If they were just pulled from mama yesterday you're not likely to be able to get them to take a bottle.  I wonder if they would take a little warm milk from a bowl?  Some wean at 2 months, so if they really are that age I think they'll do fine without further milk supplement.

I hope they work out well for you - I think they're both very sweet!


edited to add:  you might be able to win them over with a few raisins!


----------



## goatdreamerCT (Apr 3, 2011)

I'm even worse at guessing age/breed but I have to say, I know handsome when I see it!!! And they're BOTH super handsome!!!! I can't believe the nerve of those people to get more goats when they did such a horrific job of taking care of the ones they had. Those people should be banned from ever owning an animal ever again!!!!! Those boys are so handsome.

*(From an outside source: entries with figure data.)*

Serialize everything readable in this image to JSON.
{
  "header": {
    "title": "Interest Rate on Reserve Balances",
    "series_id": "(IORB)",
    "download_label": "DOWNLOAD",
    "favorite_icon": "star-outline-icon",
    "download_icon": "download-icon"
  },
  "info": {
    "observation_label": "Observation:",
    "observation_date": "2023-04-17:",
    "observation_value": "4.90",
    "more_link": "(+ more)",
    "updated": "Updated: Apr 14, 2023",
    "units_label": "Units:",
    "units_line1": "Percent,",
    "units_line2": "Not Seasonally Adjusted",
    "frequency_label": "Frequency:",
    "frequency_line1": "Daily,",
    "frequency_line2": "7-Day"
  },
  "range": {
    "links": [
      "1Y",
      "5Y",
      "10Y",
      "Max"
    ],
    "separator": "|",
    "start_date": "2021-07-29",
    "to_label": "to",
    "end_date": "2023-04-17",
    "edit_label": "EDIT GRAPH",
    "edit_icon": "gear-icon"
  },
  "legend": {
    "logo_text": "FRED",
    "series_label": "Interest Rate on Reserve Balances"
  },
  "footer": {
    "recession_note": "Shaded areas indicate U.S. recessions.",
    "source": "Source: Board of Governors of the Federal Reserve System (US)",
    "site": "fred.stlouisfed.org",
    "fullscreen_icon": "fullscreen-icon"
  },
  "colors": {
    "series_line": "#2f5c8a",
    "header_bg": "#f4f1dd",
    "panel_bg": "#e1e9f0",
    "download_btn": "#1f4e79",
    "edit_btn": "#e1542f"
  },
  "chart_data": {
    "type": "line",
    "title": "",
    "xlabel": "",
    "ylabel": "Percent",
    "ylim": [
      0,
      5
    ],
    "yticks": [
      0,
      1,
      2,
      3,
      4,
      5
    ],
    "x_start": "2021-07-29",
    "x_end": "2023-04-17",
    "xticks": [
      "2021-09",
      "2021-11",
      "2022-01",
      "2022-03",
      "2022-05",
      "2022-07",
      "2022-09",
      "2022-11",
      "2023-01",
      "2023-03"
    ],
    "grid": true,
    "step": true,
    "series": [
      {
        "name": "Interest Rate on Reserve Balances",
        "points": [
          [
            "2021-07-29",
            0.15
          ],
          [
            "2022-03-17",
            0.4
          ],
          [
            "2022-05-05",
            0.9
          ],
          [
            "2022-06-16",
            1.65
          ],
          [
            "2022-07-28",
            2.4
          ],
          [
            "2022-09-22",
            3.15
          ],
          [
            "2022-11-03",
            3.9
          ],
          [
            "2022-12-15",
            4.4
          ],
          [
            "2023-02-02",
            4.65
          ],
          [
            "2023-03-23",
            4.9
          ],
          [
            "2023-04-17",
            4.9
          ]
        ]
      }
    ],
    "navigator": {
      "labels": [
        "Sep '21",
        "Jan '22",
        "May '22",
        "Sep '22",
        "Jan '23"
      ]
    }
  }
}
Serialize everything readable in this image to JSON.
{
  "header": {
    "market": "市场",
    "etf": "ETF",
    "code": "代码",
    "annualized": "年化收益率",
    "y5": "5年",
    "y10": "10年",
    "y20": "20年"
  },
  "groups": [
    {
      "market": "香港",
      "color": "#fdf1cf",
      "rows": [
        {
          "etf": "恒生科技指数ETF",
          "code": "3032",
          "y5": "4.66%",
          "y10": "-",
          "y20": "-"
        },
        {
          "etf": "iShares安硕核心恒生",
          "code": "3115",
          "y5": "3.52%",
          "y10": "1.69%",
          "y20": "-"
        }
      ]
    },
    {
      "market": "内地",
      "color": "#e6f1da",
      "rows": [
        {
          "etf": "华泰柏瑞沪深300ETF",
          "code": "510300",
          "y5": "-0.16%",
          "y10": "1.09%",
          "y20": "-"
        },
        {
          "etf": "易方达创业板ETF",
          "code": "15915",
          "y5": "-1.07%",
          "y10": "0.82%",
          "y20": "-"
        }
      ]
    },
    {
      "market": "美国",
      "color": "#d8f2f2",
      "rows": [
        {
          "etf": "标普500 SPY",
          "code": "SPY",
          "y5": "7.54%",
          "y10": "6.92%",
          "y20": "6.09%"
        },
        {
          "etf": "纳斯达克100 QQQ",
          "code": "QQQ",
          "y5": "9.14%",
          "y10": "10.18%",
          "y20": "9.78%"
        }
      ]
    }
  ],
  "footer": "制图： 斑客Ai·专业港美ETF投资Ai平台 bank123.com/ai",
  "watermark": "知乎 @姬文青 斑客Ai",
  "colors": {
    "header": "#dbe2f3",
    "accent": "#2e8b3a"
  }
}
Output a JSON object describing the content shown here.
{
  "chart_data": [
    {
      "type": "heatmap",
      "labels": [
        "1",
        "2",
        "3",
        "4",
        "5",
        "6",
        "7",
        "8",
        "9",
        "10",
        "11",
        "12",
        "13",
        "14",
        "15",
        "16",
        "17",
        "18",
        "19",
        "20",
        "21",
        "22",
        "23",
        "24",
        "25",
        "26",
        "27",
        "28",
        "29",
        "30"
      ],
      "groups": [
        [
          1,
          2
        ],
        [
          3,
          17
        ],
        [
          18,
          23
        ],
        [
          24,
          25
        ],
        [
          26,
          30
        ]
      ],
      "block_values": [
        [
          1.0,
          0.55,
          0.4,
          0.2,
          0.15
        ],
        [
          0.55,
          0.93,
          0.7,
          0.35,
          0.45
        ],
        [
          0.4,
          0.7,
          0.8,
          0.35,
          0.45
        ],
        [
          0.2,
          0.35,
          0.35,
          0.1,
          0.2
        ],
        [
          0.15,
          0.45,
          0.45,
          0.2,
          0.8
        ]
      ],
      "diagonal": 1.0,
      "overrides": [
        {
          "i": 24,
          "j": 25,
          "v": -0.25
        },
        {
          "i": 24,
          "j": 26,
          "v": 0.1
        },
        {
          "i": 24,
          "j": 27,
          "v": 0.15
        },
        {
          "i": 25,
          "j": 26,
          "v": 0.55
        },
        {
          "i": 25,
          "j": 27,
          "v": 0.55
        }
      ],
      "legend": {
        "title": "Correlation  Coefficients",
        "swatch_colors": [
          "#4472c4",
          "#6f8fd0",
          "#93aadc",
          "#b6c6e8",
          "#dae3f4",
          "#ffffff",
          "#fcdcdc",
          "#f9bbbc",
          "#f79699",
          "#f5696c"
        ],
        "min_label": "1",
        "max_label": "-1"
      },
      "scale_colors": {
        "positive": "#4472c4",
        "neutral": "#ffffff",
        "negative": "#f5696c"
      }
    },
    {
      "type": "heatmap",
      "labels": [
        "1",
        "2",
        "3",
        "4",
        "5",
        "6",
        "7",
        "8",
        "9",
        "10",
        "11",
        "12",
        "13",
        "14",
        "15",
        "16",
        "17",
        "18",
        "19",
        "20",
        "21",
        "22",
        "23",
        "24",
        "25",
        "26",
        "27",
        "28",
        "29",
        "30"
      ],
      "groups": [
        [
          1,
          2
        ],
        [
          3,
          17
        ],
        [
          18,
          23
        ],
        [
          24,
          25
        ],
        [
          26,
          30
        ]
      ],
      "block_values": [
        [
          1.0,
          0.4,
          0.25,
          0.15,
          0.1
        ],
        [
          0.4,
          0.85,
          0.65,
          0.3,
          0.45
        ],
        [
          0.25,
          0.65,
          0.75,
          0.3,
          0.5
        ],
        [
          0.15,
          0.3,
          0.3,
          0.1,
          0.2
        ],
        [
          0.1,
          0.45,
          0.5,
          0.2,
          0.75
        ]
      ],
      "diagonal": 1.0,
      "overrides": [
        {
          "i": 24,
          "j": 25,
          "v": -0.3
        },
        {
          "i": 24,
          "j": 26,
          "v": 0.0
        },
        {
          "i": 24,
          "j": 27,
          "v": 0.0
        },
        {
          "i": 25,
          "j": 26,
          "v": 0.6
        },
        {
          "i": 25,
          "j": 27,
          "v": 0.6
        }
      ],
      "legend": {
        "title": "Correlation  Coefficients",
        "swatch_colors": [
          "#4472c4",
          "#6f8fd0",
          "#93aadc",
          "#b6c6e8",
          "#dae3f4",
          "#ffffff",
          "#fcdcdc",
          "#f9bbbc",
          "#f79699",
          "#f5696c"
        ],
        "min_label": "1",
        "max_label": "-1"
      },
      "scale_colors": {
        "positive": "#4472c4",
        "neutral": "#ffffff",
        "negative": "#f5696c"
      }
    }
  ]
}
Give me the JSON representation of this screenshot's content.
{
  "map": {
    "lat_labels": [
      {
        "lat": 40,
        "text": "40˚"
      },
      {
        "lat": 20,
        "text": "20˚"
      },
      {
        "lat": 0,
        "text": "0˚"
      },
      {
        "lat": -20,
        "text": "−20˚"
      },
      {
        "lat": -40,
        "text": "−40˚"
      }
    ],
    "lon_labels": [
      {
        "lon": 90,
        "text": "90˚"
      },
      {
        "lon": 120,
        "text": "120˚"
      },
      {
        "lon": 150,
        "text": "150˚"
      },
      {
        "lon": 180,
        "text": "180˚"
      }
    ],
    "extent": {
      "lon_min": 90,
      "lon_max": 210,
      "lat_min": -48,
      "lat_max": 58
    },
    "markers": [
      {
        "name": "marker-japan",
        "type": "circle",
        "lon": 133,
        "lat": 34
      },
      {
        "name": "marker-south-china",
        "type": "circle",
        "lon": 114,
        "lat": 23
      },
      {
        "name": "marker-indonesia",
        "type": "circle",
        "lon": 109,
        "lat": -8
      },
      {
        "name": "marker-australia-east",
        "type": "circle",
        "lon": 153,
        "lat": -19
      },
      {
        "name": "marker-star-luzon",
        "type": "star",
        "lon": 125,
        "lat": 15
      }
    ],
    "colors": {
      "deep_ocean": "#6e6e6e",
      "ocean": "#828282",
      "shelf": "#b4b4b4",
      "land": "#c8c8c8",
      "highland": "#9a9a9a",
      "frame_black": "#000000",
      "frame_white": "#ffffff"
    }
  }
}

And I agree... a few raisins may help you make 2 new friends


----------



## redtailgal (Apr 3, 2011)

.......................


----------



## Roll farms (Apr 3, 2011)

They could really be anything...Boer x Spanish x kiko x Nubian....?

They are adorable!


----------



## redtailgal (Apr 3, 2011)

....................


----------



## Roll farms (Apr 3, 2011)

Of course it doesn't..... 

Awwwwfulllly cute, though...................................Jes sayin.


----------



## freemotion (Apr 3, 2011)

Hah!  You got it bad, girl.    Those boys are adorable.  I'd be willing to bet they are staying right where they are.

Are you saying that one was kicked by the PEOPLE who owned them?  or by a horse or something?  Isn't anyone going to take these people to court and prevent them from owning more animals?  This is insane.

I have a pygmy cross who was pretty wild when I got her from an abusive and negligent neighbor.  She still hides when a stranger goes into her area.  It has been years since she moved here with us.  Today, I was patting another goat and she did her usual thing...she grabbed my pant leg in her mouth and tugged it until I patted her.  There is hope.

One thing that was interesting and worked with this goat was the "Join Up" techniques for horses that Monty Roberts writes about.  He had joined up with wild deer on his property.  He started "breaking" wild horses as a child and got the technique down to an average of 28 minutes from the first meeting with the horse to actually riding it.  I've seen him in action in person and he is amazing beyond words.  There is a lot of his stuff out there.  I closed Willow in the communal stall with me and worked her like it was a round pen and she was a horse.  Worked great.


----------



## GrowURown (Apr 3, 2011)

I just wanted to stop by and drop my condolences...I'm not much of a writer, or poster I guess...more a watch and learn kinda guy...but I have been watching along with my family and my heart goes out to you....we too lost the buckling that initially came home with our first three does, and it is a heart breaker...just take comfort in knowing you did the absolute best for Spider that you could.


----------



## kasey08 (Apr 3, 2011)

I am SO sorry about spider! I cried reading the story about him then cried more when he passed. At least he feels no pain. You did a really good job trying to help all of them. Are you paying for the vet bills? Maybe we all can start a fund for you. I know I dont have much but I think any would help!


----------



## jlbpooh (Apr 3, 2011)

I started posting a reply and it disappeared. My hubby and I have been following your story of Spider and his siblings. I was in tears when I saw that he had died. You should be commended for all that you are doing, you are a very special person. Hopefully these new babies do well for you, they are very cute. The people that have had all these goats need to be dealt with, these people are not humans, they are cold, heartless animals. I have NO use for people such as them. In fact, I am trying to get something done in our area with some places that are not providing proper care for their livestock. I wish you the best of luck and I hope those people get prosecuted to the fullest extent of the law possible. Please keep us all posted.


----------



## redtailgal (Apr 3, 2011)

..........


----------



## PattySh (Apr 4, 2011)

Very  Very sorry to read about Spider. He was so lucky you brought him home. Tho it was a short time he had quality of life and was loved. Those goats must have suffered terribly with that owner. Good luck with the new boys.


----------



## scrambledmess (Apr 4, 2011)

So sorry.  You are doing a wonderful thing by these goats.


----------



## theawesomefowl (Apr 4, 2011)

I am SO sorry!


----------



## jodief100 (Apr 4, 2011)

There is nothing I can say that would properly express my heatfelt sympathy for your loss.    He had a happy few weeks and that is a tremendous thing for you to do. 

I hope the new ones do well, I cannot think of a better place for them to be. 

I hope someone keeps an eye on those people.  They may have a complusive hoading disorder.  If so they will not stop unless they get help which I doubt they will.  

Please keep us updated on thier progress.


----------